Bu kokuyu alan orman çiçeğin etrafın da toplanırmış.

Sincaplar,aslanlar,geyikler,böcekler,yaşlı ihtiyar ağaçlar tüm canlılar çiçeği çok severmiş.

Çiçek tüm ormanın ne hissettiğini bilirmiş.

Acıyla solar mutlulukla açarmış.


 Günün birinde kabuğuna çekilen çiçek günlerce açmamış.

Çiçeğin sararıp solmasını gören orman büyük bir karanlığa gömülmüş.

Bu olay ormandaki canlıları tedirgin etmiş.

Ormanın sakinleri konseyi toplayarak çiçeğin bu durumunu anlamaya çalışmış.

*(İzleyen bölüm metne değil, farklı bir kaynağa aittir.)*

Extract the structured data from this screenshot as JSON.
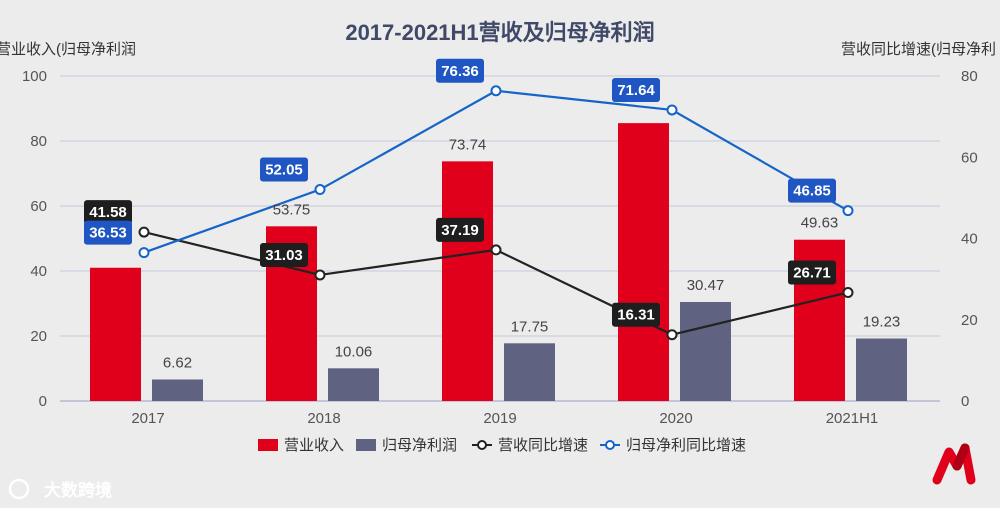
{
  "chart_data": {
    "type": "bar+line",
    "title": "2017-2021H1营收及归母净利润",
    "left_axis_label": "营业收入(归母净利润",
    "right_axis_label": "营收同比增速(归母净利",
    "categories": [
      "2017",
      "2018",
      "2019",
      "2020",
      "2021H1"
    ],
    "y_left_ticks": [
      "0",
      "20",
      "40",
      "60",
      "80",
      "100"
    ],
    "y_right_ticks": [
      "0",
      "20",
      "40",
      "60",
      "80"
    ],
    "ylim_left": [
      0,
      100
    ],
    "ylim_right": [
      0,
      80
    ],
    "series": [
      {
        "name": "营业收入",
        "kind": "bar",
        "axis": "left",
        "color": "#e0001b",
        "values": [
          41,
          53.75,
          73.74,
          85.5,
          49.63
        ],
        "labels": [
          "",
          "53.75",
          "73.74",
          "",
          "49.63"
        ]
      },
      {
        "name": "归母净利润",
        "kind": "bar",
        "axis": "left",
        "color": "#5f6280",
        "values": [
          6.62,
          10.06,
          17.75,
          30.47,
          19.23
        ],
        "labels": [
          "6.62",
          "10.06",
          "17.75",
          "30.47",
          "19.23"
        ]
      },
      {
        "name": "营收同比增速",
        "kind": "line",
        "axis": "right",
        "color": "#222222",
        "values": [
          41.58,
          31.03,
          37.19,
          16.31,
          26.71
        ],
        "labels": [
          "41.58",
          "31.03",
          "37.19",
          "16.31",
          "26.71"
        ]
      },
      {
        "name": "归母净利同比增速",
        "kind": "line",
        "axis": "right",
        "color": "#1565c8",
        "values": [
          36.53,
          52.05,
          76.36,
          71.64,
          46.85
        ],
        "labels": [
          "36.53",
          "52.05",
          "76.36",
          "71.64",
          "46.85"
        ]
      }
    ],
    "legend_position": "bottom"
  },
  "watermark": {
    "text": "大数跨境"
  }
}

Konseyde bulunan ağaçlar en yaşlı olana kulak vermiş.

Bu yaşlı ağaç,çınarmış.

Çınar heybetli ve bilge bir ağaçmış.

Asırlarca süren uzun bir yaşamı geredi bırakmış.

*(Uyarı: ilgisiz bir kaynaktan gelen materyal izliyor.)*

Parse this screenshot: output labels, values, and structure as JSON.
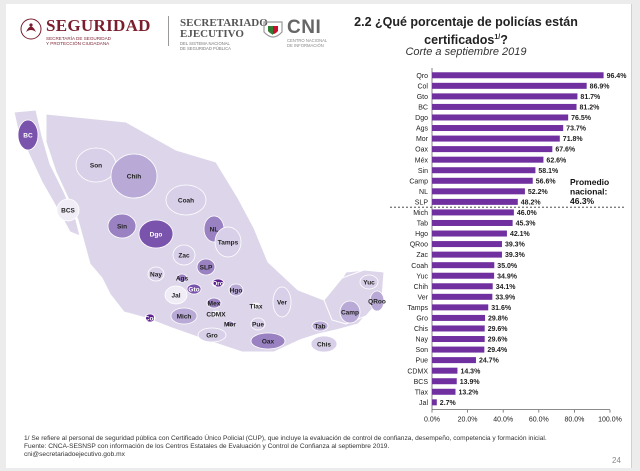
{
  "header": {
    "seguridad_logo": {
      "name": "SEGURIDAD",
      "sub_lines": [
        "SECRETARÍA DE SEGURIDAD",
        "Y PROTECCIÓN CIUDADANA"
      ]
    },
    "secretariado_logo": {
      "name_lines": [
        "SECRETARIADO",
        "EJECUTIVO"
      ],
      "sub_lines": [
        "DEL SISTEMA NACIONAL",
        "DE SEGURIDAD PÚBLICA"
      ]
    },
    "cni_logo": {
      "name": "CNI",
      "sub_lines": [
        "CENTRO NACIONAL",
        "DE INFORMACIÓN"
      ]
    },
    "title_line1": "2.2 ¿Qué porcentaje de policías están",
    "title_line2": "certificados",
    "title_sup": "1/",
    "title_end": "?",
    "subtitle": "Corte a septiembre 2019"
  },
  "map": {
    "state_labels": [
      {
        "abbr": "BC",
        "level": 4
      },
      {
        "abbr": "Son",
        "level": 1
      },
      {
        "abbr": "Chih",
        "level": 2
      },
      {
        "abbr": "BCS",
        "level": 0
      },
      {
        "abbr": "Coah",
        "level": 1
      },
      {
        "abbr": "Sin",
        "level": 3
      },
      {
        "abbr": "Dgo",
        "level": 4
      },
      {
        "abbr": "NL",
        "level": 3
      },
      {
        "abbr": "Tamps",
        "level": 1
      },
      {
        "abbr": "Zac",
        "level": 1
      },
      {
        "abbr": "SLP",
        "level": 3
      },
      {
        "abbr": "Nay",
        "level": 1
      },
      {
        "abbr": "Ags",
        "level": 3
      },
      {
        "abbr": "Gto",
        "level": 4
      },
      {
        "abbr": "Qro",
        "level": 5
      },
      {
        "abbr": "Hgo",
        "level": 2
      },
      {
        "abbr": "Jal",
        "level": 0
      },
      {
        "abbr": "Mex",
        "level": 3
      },
      {
        "abbr": "Tlax",
        "level": 0
      },
      {
        "abbr": "Ver",
        "level": 1
      },
      {
        "abbr": "Col",
        "level": 5
      },
      {
        "abbr": "Mich",
        "level": 2
      },
      {
        "abbr": "CDMX",
        "level": 0
      },
      {
        "abbr": "Mor",
        "level": 3
      },
      {
        "abbr": "Pue",
        "level": 1
      },
      {
        "abbr": "Gro",
        "level": 1
      },
      {
        "abbr": "Oax",
        "level": 3
      },
      {
        "abbr": "Tab",
        "level": 2
      },
      {
        "abbr": "Chis",
        "level": 1
      },
      {
        "abbr": "Camp",
        "level": 2
      },
      {
        "abbr": "Yuc",
        "level": 1
      },
      {
        "abbr": "QRoo",
        "level": 2
      }
    ],
    "level_colors": [
      "#f0edf6",
      "#d8d0e8",
      "#b9a9d6",
      "#9a82c2",
      "#7a53ac",
      "#5b1f8e"
    ]
  },
  "chart_data": {
    "type": "bar",
    "orientation": "horizontal",
    "categories": [
      "Qro",
      "Col",
      "Gto",
      "BC",
      "Dgo",
      "Ags",
      "Mor",
      "Oax",
      "Méx",
      "Sin",
      "Camp",
      "NL",
      "SLP",
      "Mich",
      "Tab",
      "Hgo",
      "QRoo",
      "Zac",
      "Coah",
      "Yuc",
      "Chih",
      "Ver",
      "Tamps",
      "Gro",
      "Chis",
      "Nay",
      "Son",
      "Pue",
      "CDMX",
      "BCS",
      "Tlax",
      "Jal"
    ],
    "values": [
      96.4,
      86.9,
      81.7,
      81.2,
      76.5,
      73.7,
      71.8,
      67.6,
      62.6,
      58.1,
      56.6,
      52.2,
      48.2,
      46.0,
      45.3,
      42.1,
      39.3,
      39.3,
      35.0,
      34.9,
      34.1,
      33.9,
      31.6,
      29.8,
      29.6,
      29.6,
      29.4,
      24.7,
      14.3,
      13.9,
      13.2,
      2.7
    ],
    "value_labels": [
      "96.4%",
      "86.9%",
      "81.7%",
      "81.2%",
      "76.5%",
      "73.7%",
      "71.8%",
      "67.6%",
      "62.6%",
      "58.1%",
      "56.6%",
      "52.2%",
      "48.2%",
      "46.0%",
      "45.3%",
      "42.1%",
      "39.3%",
      "39.3%",
      "35.0%",
      "34.9%",
      "34.1%",
      "33.9%",
      "31.6%",
      "29.8%",
      "29.6%",
      "29.6%",
      "29.4%",
      "24.7%",
      "14.3%",
      "13.9%",
      "13.2%",
      "2.7%"
    ],
    "xlim": [
      0,
      100
    ],
    "xticks": [
      0,
      20,
      40,
      60,
      80,
      100
    ],
    "xtick_labels": [
      "0.0%",
      "20.0%",
      "40.0%",
      "60.0%",
      "80.0%",
      "100.0%"
    ],
    "reference_value": 46.3,
    "reference_label_lines": [
      "Promedio",
      "nacional:",
      "46.3%"
    ],
    "bar_color": "#7030a0",
    "grid": false
  },
  "footnotes": [
    "1/ Se refiere al personal de seguridad pública con Certificado Único Policial (CUP), que incluye la evaluación de control de confianza, desempeño, competencia y formación inicial.",
    "Fuente: CNCA-SESNSP con información de los Centros Estatales de Evaluación y Control de Confianza al septiembre 2019.",
    "cni@secretariadoejecutivo.gob.mx"
  ],
  "page_number": "24"
}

Orman çiçeğin durumunu çınara sormuş.

"Yaşlı Çınar:-Çiçek hastalıkların en kötüsüne yakalanmış tedavisi ise yok," demiş.

"Ormandaki canlılar(merak içinde):-Nedir bu hastalık ?" diye sormuş

"Yaşlı Çınar:-Aşk," diye yanıt vermiş.

"Ormandaki canlılar(şaşkınlığını saklayamamış.):-"Nasıl olur?",

"-Onun eşı benzeri yoktur,"diye cevap vermiş.

"Yaşlı Çınar(gülümseyerek):-Aşık olmak için benzerine ihtiyacın yoktur,"diye yanıtlamış.

Orman da fısıldaşmalar yükselmiş.

İlk kez böle bir durumla karşılaşmışlar.

"Aslan kral (Çınara yaklaşarak):Peki şimdi ne yapacağız,"demiş.

Yaşlı Çınar (Tedirgin bir ses tonuyla):"Ona sormaktan başka bir çaremiz yok,"demiş.

Konsey ve orman dağılarak bu işi yaşlı Çınara bırakmış.

 

 Yaşlı Çınar çiçeğe doğru sokulmuş,dalları ve yapraklarıyla çiçeğin etrafını sarmış.

Küçük çiçek usulca açarak gözlerini heybetli Çınara dikmiş.

Gözünden akan bir damla yaş toprağa karışmış.

Çınar birden ürpermiş ve çiçeğin zihnine akıvermiş.


 Yine güneşli ve mas mavi gökyüzüne açarken çiçek,yanına usulca sokulan arının sesiyle ilkilmiş.

Arı çiçeğe çok farklı gözükmüş.

Çiçek utanmış ve kırmızıya boyanmış.

Arı her zaman ki gibi işini yapmak için çiçeğin üstüne konu vermiş.

Polenlerini avuçlarken çiçektende bir parça almış.

Çiçek arıyla konuşmayı bırak tek kelime bile edememiş.

Arı ise her şeyden habersiz uçup gidivermiş.

 Çiçeğin zihninden çıkan Çınar bu duruma çok üzülmüş ve onu teselli ederek arıyı bulacağını söz vermiş.


 Çınar dallarında yaşayan kuşları toplayıp arıyı bulmalarını istemiş.

Kuşlar ormanın içini ve dışını aramaya başlamış.

Günler geçmiş haftalar geçmiş ne yazık ki arıyı bulamamışlar.

Buldukları arı ise o değilmiş.

Orman çiçeğin halini gördükçe kahroluyormuş.


 Yine günlerden bir gün mucize çalıların arasından çıka gelmiş.

Gelen arıymış.

Çiçek birden yeşerivermiş.

Ormanın rengi yeniden normale dönmüş.

Çiçek arıya (heyecanlı bir ses tonuyla):"Buldum seni buldum," demiş.

"-Peki bu nasıl olur? ," diyede eklemiş.

"Arı -Senden sonra konduğum hiç bir çiçeği sevemedim.",

"-Seni günlerce haftalarca aradım ne yazık ki bulamadım."

"-Ta ki o müthiş şarkıyı duyana kadar.",

"-Sanki bana gel diyordu gel."

"-O ses senin sesindi."

Çiçek "-Peki nasıl olur da sesi mi duyabildin ?" demiş.

"Arı (gülümseyerek) :O ses avuçlarımdan geliyordu." demiş.